Some of the stories you find in CASA are happy, motivating stories that light up a city but as often the stories are sad. I wasn't unaccustomed to brushing the extremes in human emotions--as a dispatcher you deal with that regularly--so I knew that I could handle the weight of being around kids that I couldn't help by focusing on the kids I am helping. And that often works, often I feel satisfied that my time is making a difference and things are getting better for my investment. On days like to day, however, I'm gobsmacked by the amount of work going undone.

I was visiting some of my children at an emergency shelter outside our city. They are there with several other young souls. One small person there was missing their mother very badly. Allow me a moment to share with you, reader, that when you go to these types of shelters the children you see remember you, even the ones you don't advocate for, and they need attention and love. I try to do that while also giving my kiddos special attention.
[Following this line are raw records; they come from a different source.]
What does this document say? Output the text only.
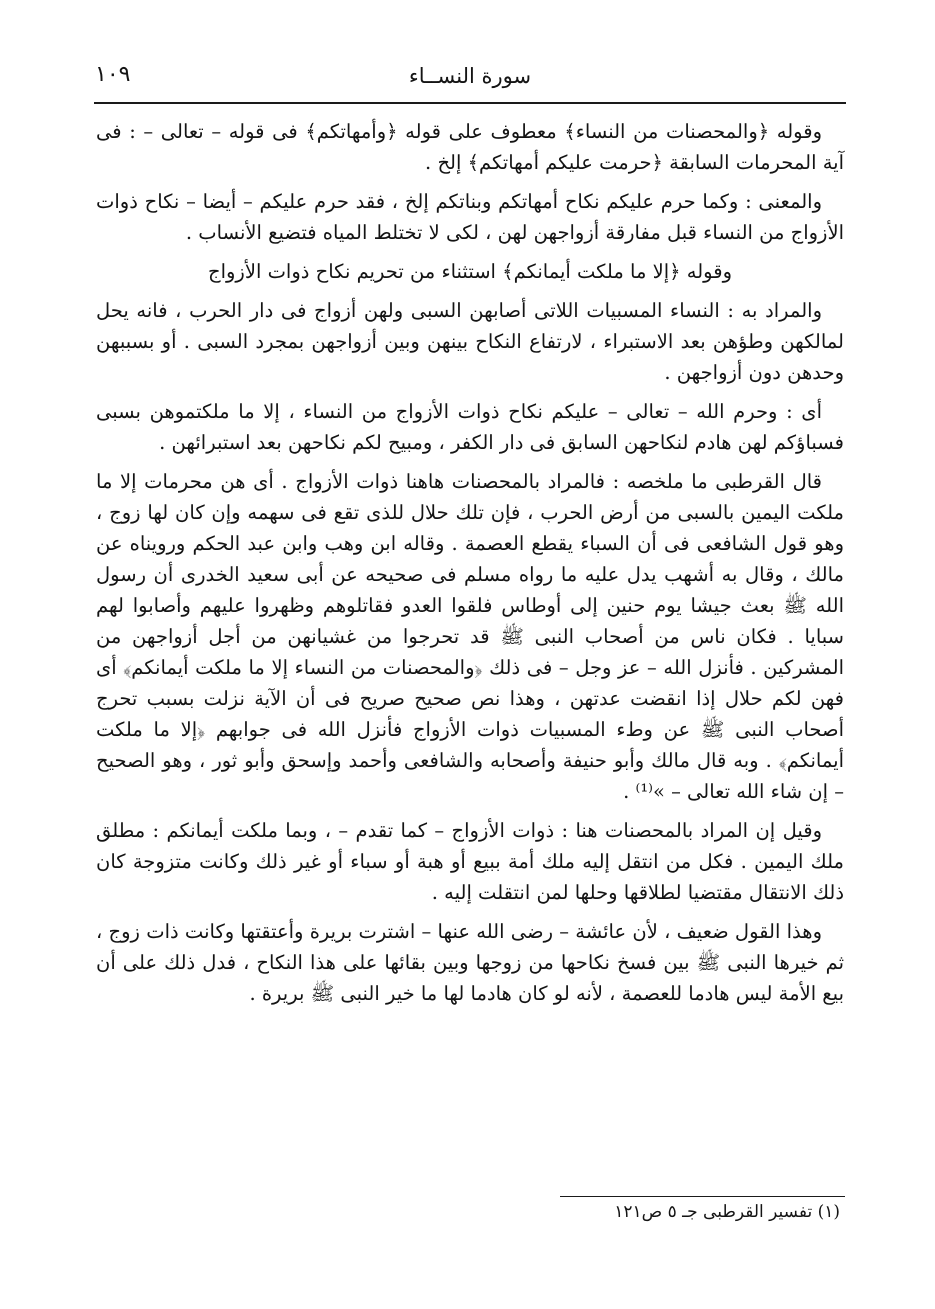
سورة النســاء
١٠٩

وقوله ﴿والمحصنات من النساء﴾ معطوف على قوله ﴿وأمهاتكم﴾ فى قوله – تعالى – : فى آية المحرمات السابقة ﴿حرمت عليكم أمهاتكم﴾ إلخ .

والمعنى : وكما حرم عليكم نكاح أمهاتكم وبناتكم إلخ ، فقد حرم عليكم – أيضا – نكاح ذوات الأزواج من النساء قبل مفارقة أزواجهن لهن ، لكى لا تختلط المياه فتضيع الأنساب .

وقوله ﴿إلا ما ملكت أيمانكم﴾ استثناء من تحريم نكاح ذوات الأزواج

والمراد به : النساء المسبيات اللاتى أصابهن السبى ولهن أزواج فى دار الحرب ، فانه يحل لمالكهن وطؤهن بعد الاستبراء ، لارتفاع النكاح بينهن وبين أزواجهن بمجرد السبى . أو بسببهن وحدهن دون أزواجهن .

أى : وحرم الله – تعالى – عليكم نكاح ذوات الأزواج من النساء ، إلا ما ملكتموهن بسبى فسباؤكم لهن هادم لنكاحهن السابق فى دار الكفر ، ومبيح لكم نكاحهن بعد استبرائهن .

قال القرطبى ما ملخصه : فالمراد بالمحصنات هاهنا ذوات الأزواج . أى هن محرمات إلا ما ملكت اليمين بالسبى من أرض الحرب ، فإن تلك حلال للذى تقع فى سهمه وإن كان لها زوج ، وهو قول الشافعى فى أن السباء يقطع العصمة . وقاله ابن وهب وابن عبد الحكم ورويناه عن مالك ، وقال به أشهب يدل عليه ما رواه مسلم فى صحيحه عن أبى سعيد الخدرى أن رسول الله ﷺ بعث جيشا يوم حنين إلى أوطاس فلقوا العدو فقاتلوهم وظهروا عليهم وأصابوا لهم سبايا . فكان ناس من أصحاب النبى ﷺ قد تحرجوا من غشيانهن من أجل أزواجهن من المشركين . فأنزل الله – عز وجل – فى ذلك ﴿والمحصنات من النساء إلا ما ملكت أيمانكم﴾ أى فهن لكم حلال إذا انقضت عدتهن ، وهذا نص صحيح صريح فى أن الآية نزلت بسبب تحرج أصحاب النبى ﷺ عن وطء المسبيات ذوات الأزواج فأنزل الله فى جوابهم ﴿إلا ما ملكت أيمانكم﴾ . وبه قال مالك وأبو حنيفة وأصحابه والشافعى وأحمد وإسحق وأبو ثور ، وهو الصحيح – إن شاء الله تعالى – »⁽¹⁾ .

وقيل إن المراد بالمحصنات هنا : ذوات الأزواج – كما تقدم – ، وبما ملكت أيمانكم : مطلق ملك اليمين . فكل من انتقل إليه ملك أمة ببيع أو هبة أو سباء أو غير ذلك وكانت متزوجة كان ذلك الانتقال مقتضيا لطلاقها وحلها لمن انتقلت إليه .

وهذا القول ضعيف ، لأن عائشة – رضى الله عنها – اشترت بريرة وأعتقتها وكانت ذات زوج ، ثم خيرها النبى ﷺ بين فسخ نكاحها من زوجها وبين بقائها على هذا النكاح ، فدل ذلك على أن بيع الأمة ليس هادما للعصمة ، لأنه لو كان هادما لها ما خير النبى ﷺ بريرة .

(١) تفسير القرطبى جـ ٥ ص١٢١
Today this small person just kept wandering up, weeping and needing to be cuddled for a moment. Then I'd say, "Ok. That was a good time out to be sad. Are you ready to play again?" The small human would nod, give me five and try again to play and be happy. A few minutes later they were back and the cycle would repeat.

I was there just over an hour today, not long at all, but when I started to leave this small, wonderful, beautiful soul started screaming--I mean, folks, screaming and not the yelling some children do for attention or out of frustration and anger--the word 'no' over and over again. I kissed the beautiful head, touched their cheek and then walked away using all of my strength to put one foot in front of the other instead of falling at their feet and staying forever.
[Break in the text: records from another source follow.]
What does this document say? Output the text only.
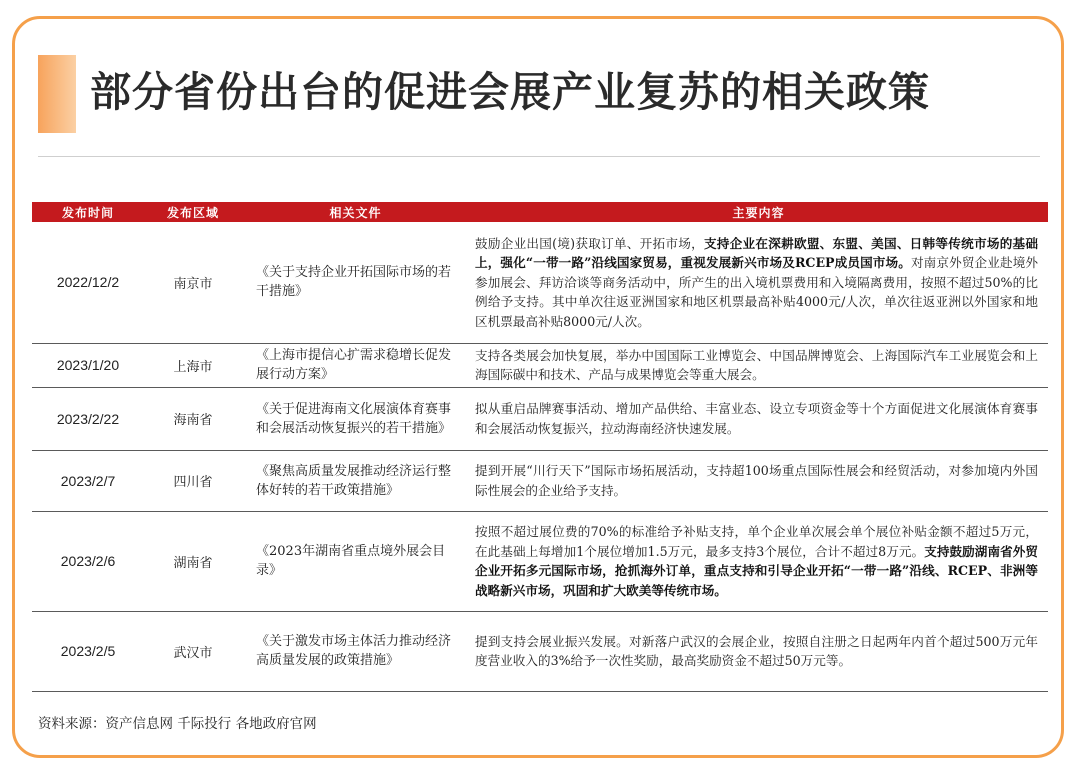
部分省份出台的促进会展产业复苏的相关政策
发布时间	发布区域	相关文件	主要内容
2022/12/2	南京市	《关于支持企业开拓国际市场的若干措施》	鼓励企业出国(境)获取订单、开拓市场，支持企业在深耕欧盟、东盟、美国、日韩等传统市场的基础上，强化“一带一路”沿线国家贸易，重视发展新兴市场及RCEP成员国市场。对南京外贸企业赴境外参加展会、拜访洽谈等商务活动中，所产生的出入境机票费用和入境隔离费用，按照不超过50%的比例给予支持。其中单次往返亚洲国家和地区机票最高补贴4000元/人次，单次往返亚洲以外国家和地区机票最高补贴8000元/人次。
2023/1/20	上海市	《上海市提信心扩需求稳增长促发展行动方案》	支持各类展会加快复展，举办中国国际工业博览会、中国品牌博览会、上海国际汽车工业展览会和上海国际碳中和技术、产品与成果博览会等重大展会。
2023/2/22	海南省	《关于促进海南文化展演体育赛事和会展活动恢复振兴的若干措施》	拟从重启品牌赛事活动、增加产品供给、丰富业态、设立专项资金等十个方面促进文化展演体育赛事和会展活动恢复振兴，拉动海南经济快速发展。
2023/2/7	四川省	《聚焦高质量发展推动经济运行整体好转的若干政策措施》	提到开展“川行天下”国际市场拓展活动，支持超100场重点国际性展会和经贸活动，对参加境内外国际性展会的企业给予支持。
2023/2/6	湖南省	《2023年湖南省重点境外展会目录》	按照不超过展位费的70%的标准给予补贴支持，单个企业单次展会单个展位补贴金额不超过5万元，在此基础上每增加1个展位增加1.5万元，最多支持3个展位，合计不超过8万元。支持鼓励湖南省外贸企业开拓多元国际市场，抢抓海外订单，重点支持和引导企业开拓“一带一路”沿线、RCEP、非洲等战略新兴市场，巩固和扩大欧美等传统市场。
2023/2/5	武汉市	《关于激发市场主体活力推动经济高质量发展的政策措施》	提到支持会展业振兴发展。对新落户武汉的会展企业，按照自注册之日起两年内首个超过500万元年度营业收入的3%给予一次性奖励，最高奖励资金不超过50万元等。
资料来源：资产信息网 千际投行 各地政府官网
Tonight I'm a mix of emotion so heady that I'm physically ill in waves thinking about this small human, thinking of all the children there who don't have advocates--parental, familial or assigned--and how terrible I think it is that people have made these small ones and because of 'aren't' or 'can't' neglect or harm them and, in honesty, I'm punishing myself a little for walking away.

I understand there wasn't much of a choice to be made. I could not take that child and run away, keeping them safe forever. I couldn't just stay until the fear passed because there is nothing but transitions and good-byes in the next few months for that beautiful one either from parents, caseworkers or caregivers. I can't do justice to every child in CPS care city, county, state or nation wide though I'd honestly give a limb or two in order to have that ability. My only choice was to show all the love I could in the time I was present and then do what had to be done.

When I rounded the corner from the playground I had to stop, let the screams slash through me and brace myself against a wall for a moment, letting the cool sharp stucco ground me in reality, in something solid. I reminded myself about my kiddos, about doing all I can for the responsibilities I have and then I walked away.

And now I'm not sure when I'll sleep again because all I can picture is that little face in a bed at a place that is not home, confused because people keep saying goodbye.


  1. Each and every time you go back that little one will see that there are some people in the world who actually do care, and the confusion will lessen each time.

  2. You are making a difference just like Amanda said. You are a positive influence and doing the best you can for these children. I admire you!

  3. It breaks my heart. Tears for each of those precious little people.
    At least you are making a difference. As always,experiences like this make me think of the story of the starfish. When there were millions on the beach and the little boy was walking along throwing them in one at a time an older man asked him why he was bothering, he couldn't save them all. The boy look at him, picked up another one and threw it in. then He told the man,"No, but I made a difference for that one!" As much as you would love to rescue every precious little person out there, each one you help matters.